Iqbaal pusing, sangat pusing—bahkan obat pusing ternama tidak akan bisa menyembuhkannya. Iqbaal hiperbolis, ia tahu itu. Namun, apatah yang bisa memudarkan pemusingan mental dan pikirannya? Terlebih, Bang Kiki hanya memberikan waktu selama tujuh hari. Jika target tidak menyatakan rasa sukanya, Iqbaal otomatis kalah. Dan—rahasia yang sudah dilupakannya jauh-jauh itu akan terbongkar.

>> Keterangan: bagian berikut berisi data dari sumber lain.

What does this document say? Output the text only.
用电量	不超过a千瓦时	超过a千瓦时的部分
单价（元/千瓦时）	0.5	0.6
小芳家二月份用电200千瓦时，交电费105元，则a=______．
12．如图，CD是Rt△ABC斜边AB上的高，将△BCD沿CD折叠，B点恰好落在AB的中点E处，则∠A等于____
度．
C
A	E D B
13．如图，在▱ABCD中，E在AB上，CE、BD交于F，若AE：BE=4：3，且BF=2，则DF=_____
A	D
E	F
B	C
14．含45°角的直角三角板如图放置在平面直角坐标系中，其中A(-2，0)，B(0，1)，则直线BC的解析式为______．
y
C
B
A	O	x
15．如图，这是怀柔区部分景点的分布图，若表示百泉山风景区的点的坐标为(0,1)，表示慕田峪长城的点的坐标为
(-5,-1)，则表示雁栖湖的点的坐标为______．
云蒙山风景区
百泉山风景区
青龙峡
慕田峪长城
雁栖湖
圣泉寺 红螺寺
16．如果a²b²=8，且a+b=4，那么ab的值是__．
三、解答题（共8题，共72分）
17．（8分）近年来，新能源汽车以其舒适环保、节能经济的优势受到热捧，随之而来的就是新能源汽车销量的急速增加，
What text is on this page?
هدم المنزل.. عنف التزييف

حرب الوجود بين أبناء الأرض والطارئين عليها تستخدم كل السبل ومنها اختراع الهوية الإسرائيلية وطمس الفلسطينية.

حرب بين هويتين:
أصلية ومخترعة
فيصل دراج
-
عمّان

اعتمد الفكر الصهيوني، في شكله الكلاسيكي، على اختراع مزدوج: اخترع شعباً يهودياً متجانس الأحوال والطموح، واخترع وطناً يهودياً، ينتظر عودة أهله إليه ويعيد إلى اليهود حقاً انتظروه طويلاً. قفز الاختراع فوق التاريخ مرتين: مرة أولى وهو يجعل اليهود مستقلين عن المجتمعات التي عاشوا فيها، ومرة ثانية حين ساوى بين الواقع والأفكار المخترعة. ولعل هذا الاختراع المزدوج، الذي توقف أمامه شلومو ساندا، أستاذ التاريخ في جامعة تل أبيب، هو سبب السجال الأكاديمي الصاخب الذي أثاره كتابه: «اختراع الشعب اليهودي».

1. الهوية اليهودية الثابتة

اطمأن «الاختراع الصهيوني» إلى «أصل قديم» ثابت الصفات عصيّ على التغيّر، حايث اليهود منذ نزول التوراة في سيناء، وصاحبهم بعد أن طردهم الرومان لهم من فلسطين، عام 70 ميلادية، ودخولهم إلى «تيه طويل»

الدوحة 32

Mestinya Iqbaal dapat menolak tantangan itu. Namun, jika sudah diancam dengan pedang bermata dua, ia mau apa? Terlebih ini Bang Kiki lho, yang memberi tantangan! Iqbaal butuh ke rumah sakit sekarang, mungkin rumah sakit jiwa. Tak pernah ia serta-merta seperti ini.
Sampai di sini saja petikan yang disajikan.